Pakistan: The Voices of Reason Must not be Silenced by Fear

By Sadiq Khan for The Independent

The news that Salman Taseer, the powerful governor of Pakistan’s most populous province, had been gunned down by his own security guard for standing up against the country’s draconian blasphemy laws, came as a bleak reminder of political fissures that divide the country.

The sickening scenes of Taseer’s murderer, Mumtaz Qadri, being showered by rose petals as he entered court to lodge his guilty plea were starkly juxtaposed with images of candlelit vigils at the spot where he was shot 27 times in the back.  These contrasting responses to Taseer’s assassination are illustrative of a fundamental split between those who want to see Pakistan fulfill her potential as a thriving, liberal and tolerant democracy and those that want to terrorize and isolate Pakistani citizens under a misguided and perverted interpretation of Islam.

While denouncement of last week’s criminal act was muted amongst Pakistan’s clerics and politicians – including those from the Pakistan Peoples Party, to which Taseer belonged – British citizens of Pakistani descent have been vocal in our condemnation and our mantra is clear – this death due to terrorism, as with the 25,000 others in Pakistan in recent years, is not in our name. It is not in the name of Islam and it is not in the name of Pakistan.  And while saddened by this loss, the real tragedy of Salman Taseer’s murder would be if it stopped other progressive, liberal people in Pakistan speaking up for fear of violent repercussions.
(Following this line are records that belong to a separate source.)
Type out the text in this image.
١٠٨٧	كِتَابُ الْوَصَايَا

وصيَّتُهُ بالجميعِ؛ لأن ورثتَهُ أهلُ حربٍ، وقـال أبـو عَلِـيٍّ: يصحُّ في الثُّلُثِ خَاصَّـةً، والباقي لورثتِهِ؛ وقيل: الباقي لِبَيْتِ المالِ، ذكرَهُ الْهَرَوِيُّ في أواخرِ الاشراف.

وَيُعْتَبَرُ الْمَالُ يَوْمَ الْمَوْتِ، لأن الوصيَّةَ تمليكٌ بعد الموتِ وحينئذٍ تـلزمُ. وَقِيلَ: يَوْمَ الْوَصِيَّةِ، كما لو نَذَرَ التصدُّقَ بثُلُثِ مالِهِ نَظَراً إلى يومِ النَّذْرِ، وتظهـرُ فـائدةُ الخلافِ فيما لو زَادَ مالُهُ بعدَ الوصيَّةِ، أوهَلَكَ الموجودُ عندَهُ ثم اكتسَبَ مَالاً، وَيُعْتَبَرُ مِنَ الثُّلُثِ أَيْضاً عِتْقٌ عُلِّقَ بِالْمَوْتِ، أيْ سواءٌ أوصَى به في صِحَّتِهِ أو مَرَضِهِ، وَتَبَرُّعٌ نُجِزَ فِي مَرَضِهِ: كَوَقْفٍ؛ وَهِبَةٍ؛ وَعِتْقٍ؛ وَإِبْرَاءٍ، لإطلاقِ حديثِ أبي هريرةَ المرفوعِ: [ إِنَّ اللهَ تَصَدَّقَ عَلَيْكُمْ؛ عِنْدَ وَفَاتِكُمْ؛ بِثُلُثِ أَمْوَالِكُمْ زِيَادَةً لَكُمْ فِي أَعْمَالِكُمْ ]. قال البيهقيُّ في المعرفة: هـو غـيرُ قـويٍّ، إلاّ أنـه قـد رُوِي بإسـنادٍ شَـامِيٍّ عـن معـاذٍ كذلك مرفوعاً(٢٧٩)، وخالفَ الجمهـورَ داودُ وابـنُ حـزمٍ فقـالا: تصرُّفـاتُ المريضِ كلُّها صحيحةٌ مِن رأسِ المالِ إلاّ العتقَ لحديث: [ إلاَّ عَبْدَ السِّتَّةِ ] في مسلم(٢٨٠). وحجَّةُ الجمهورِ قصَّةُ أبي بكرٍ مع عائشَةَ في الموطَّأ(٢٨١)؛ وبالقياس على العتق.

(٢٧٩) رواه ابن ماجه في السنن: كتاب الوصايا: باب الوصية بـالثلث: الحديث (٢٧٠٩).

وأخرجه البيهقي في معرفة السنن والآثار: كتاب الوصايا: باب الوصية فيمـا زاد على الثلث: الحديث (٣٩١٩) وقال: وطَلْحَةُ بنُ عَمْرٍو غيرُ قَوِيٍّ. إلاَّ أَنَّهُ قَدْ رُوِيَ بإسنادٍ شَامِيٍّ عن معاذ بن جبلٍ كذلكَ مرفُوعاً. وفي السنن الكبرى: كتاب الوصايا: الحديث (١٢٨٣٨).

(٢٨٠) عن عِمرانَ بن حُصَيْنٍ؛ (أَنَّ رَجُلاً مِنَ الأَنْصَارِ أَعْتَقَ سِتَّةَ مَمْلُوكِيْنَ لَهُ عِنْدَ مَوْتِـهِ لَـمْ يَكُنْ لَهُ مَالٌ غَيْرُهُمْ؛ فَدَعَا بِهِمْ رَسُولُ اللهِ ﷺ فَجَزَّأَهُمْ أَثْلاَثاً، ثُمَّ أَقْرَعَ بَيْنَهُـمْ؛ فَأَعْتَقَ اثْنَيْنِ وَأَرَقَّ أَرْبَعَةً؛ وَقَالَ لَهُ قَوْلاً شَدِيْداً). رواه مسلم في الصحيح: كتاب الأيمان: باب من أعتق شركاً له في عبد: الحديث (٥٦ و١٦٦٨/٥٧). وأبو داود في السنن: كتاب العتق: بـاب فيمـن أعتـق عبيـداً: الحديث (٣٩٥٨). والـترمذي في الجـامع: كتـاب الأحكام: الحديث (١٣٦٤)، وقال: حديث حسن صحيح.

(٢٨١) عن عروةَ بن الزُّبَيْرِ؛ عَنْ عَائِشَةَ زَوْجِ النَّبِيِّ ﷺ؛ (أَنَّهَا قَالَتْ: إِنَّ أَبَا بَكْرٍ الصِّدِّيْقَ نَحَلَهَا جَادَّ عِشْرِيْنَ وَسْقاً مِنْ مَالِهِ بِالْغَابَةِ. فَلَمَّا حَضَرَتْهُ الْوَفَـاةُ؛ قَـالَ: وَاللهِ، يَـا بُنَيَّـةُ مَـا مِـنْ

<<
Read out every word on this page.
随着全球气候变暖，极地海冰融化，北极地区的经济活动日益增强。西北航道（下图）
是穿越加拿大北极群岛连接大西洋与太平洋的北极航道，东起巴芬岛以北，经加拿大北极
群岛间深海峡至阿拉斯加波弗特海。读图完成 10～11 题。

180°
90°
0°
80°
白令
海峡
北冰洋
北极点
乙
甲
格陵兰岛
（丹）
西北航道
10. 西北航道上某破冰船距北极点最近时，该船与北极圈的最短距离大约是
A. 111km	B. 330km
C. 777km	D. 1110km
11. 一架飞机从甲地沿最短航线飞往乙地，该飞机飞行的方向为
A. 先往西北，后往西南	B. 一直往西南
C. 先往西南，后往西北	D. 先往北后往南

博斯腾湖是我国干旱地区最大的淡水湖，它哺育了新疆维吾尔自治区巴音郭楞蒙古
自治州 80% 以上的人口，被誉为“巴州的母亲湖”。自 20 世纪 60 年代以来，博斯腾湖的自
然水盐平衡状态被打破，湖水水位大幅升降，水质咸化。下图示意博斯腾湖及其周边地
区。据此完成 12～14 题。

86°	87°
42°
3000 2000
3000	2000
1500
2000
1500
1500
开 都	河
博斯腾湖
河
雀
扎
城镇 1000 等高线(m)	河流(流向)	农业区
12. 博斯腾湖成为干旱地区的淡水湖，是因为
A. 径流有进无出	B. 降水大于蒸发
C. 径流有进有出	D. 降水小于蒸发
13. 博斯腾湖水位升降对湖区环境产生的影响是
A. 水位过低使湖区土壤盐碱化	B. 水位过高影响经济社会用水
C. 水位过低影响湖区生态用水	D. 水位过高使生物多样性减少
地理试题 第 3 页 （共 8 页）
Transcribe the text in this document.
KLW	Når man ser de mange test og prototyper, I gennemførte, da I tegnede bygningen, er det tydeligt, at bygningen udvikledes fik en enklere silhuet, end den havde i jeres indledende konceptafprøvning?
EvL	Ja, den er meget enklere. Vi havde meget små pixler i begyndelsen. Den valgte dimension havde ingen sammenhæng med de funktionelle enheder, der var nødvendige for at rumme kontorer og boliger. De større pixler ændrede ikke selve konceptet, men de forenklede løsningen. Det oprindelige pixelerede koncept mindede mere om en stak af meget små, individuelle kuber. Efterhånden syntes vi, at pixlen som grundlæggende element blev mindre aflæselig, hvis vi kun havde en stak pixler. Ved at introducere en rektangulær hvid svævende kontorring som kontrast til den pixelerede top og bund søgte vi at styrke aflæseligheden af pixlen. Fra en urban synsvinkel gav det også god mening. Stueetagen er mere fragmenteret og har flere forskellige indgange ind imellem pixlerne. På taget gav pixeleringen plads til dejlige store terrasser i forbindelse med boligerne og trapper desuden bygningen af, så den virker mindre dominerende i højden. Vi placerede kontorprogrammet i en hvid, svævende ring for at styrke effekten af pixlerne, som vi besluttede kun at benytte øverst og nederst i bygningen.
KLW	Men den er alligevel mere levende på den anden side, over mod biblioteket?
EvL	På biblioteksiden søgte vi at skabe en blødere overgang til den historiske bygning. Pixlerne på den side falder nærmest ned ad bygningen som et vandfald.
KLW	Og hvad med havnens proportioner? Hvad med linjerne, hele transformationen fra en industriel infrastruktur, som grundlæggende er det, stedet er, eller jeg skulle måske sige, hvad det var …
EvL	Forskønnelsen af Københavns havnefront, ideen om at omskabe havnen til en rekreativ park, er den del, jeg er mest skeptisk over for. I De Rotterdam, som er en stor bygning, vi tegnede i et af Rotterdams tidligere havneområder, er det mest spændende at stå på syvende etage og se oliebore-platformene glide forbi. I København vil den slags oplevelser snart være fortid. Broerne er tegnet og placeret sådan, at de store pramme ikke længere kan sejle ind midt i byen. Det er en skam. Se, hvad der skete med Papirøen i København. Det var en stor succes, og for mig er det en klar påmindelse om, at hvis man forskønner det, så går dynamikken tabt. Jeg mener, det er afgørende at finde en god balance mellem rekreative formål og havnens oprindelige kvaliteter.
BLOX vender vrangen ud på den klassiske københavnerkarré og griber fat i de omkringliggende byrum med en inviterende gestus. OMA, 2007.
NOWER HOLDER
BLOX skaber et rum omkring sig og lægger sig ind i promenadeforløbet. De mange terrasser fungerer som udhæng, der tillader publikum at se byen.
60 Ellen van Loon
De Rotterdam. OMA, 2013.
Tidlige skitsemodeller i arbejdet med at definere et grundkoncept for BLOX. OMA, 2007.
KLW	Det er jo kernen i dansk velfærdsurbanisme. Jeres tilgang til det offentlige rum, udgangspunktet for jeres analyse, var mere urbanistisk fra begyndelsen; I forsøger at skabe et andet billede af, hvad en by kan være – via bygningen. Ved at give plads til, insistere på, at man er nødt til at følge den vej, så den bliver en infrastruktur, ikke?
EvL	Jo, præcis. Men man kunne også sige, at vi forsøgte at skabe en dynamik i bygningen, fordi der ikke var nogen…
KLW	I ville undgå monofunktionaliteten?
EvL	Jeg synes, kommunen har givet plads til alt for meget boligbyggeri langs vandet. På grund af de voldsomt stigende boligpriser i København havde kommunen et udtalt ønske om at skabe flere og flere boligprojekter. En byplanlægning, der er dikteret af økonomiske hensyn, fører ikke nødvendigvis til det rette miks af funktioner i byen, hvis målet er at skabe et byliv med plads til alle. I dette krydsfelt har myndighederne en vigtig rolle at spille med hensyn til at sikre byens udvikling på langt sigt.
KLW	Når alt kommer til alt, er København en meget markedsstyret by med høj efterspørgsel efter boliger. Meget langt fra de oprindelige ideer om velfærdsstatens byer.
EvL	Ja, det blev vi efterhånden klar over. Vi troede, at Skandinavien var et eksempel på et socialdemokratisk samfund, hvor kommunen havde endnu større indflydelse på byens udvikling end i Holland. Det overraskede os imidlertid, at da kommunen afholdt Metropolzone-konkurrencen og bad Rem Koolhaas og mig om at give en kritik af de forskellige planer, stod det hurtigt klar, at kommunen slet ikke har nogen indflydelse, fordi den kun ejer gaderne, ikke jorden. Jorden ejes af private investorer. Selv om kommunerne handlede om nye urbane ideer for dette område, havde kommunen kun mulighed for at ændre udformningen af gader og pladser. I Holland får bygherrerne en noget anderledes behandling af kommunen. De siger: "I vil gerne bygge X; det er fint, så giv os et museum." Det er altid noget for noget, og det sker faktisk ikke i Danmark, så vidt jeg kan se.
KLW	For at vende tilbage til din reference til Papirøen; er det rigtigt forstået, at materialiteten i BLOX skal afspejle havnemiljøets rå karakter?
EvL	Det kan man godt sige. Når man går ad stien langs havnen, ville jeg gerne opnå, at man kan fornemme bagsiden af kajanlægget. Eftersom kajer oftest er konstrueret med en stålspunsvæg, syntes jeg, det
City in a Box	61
Qadri, though responsible for his own deplorable actions, was spurred on by inflammatory rhetoric from extremists preaching hatred and inciting violence against all those who stand up for the pluralist founding ideals of Pakistan. It is not only in Pakistan where irresponsible political language has repercussions beyond the boundaries of discourse and spill over into violence, but in Pakistan there is a danger that the voices of reason will be drowned out by the increasing clamor of hate, or silenced in fear.

Moderation and liberalism in Pakistan must not be allowed to die with Governor Taseer. Right-minded politicians and religious leaders must speak up, knowing that the UK as well as Muslims and non-Muslims around the world, are behind them.  Addressing a distinguished audience at the memorial meeting for Taseer at the Pakistani High Commission in London this week, MPs from all major British political parties spoke in solidarity with Pakistan and I was encouraged by the various Pakistani leaders who attacked those who corrupt Islam’s peaceful message and sought to assure Christians and other minority groups that they will be defended and protected.

If a society is ultimately judged by how it treats its most vulnerable and marginalized, then Pakistan is at a crossroads. Those, like Salman Taseer, who believe in a modern, peaceful Pakistan, governed by the rule of law, under which all people are equal and all faiths are free to worship, need to speak out in defense of it and in condemnation of the alternative.

After being struck by a natural disaster that swept away the lives, crops and livelihoods of hundreds of thousands of people in Pakistan last year, there is the potential that Pakistan could slip into a political disaster of its own making. Salman Taseer paid the ultimate price in trying to ensure this didn’t happen, but let that not be in vain.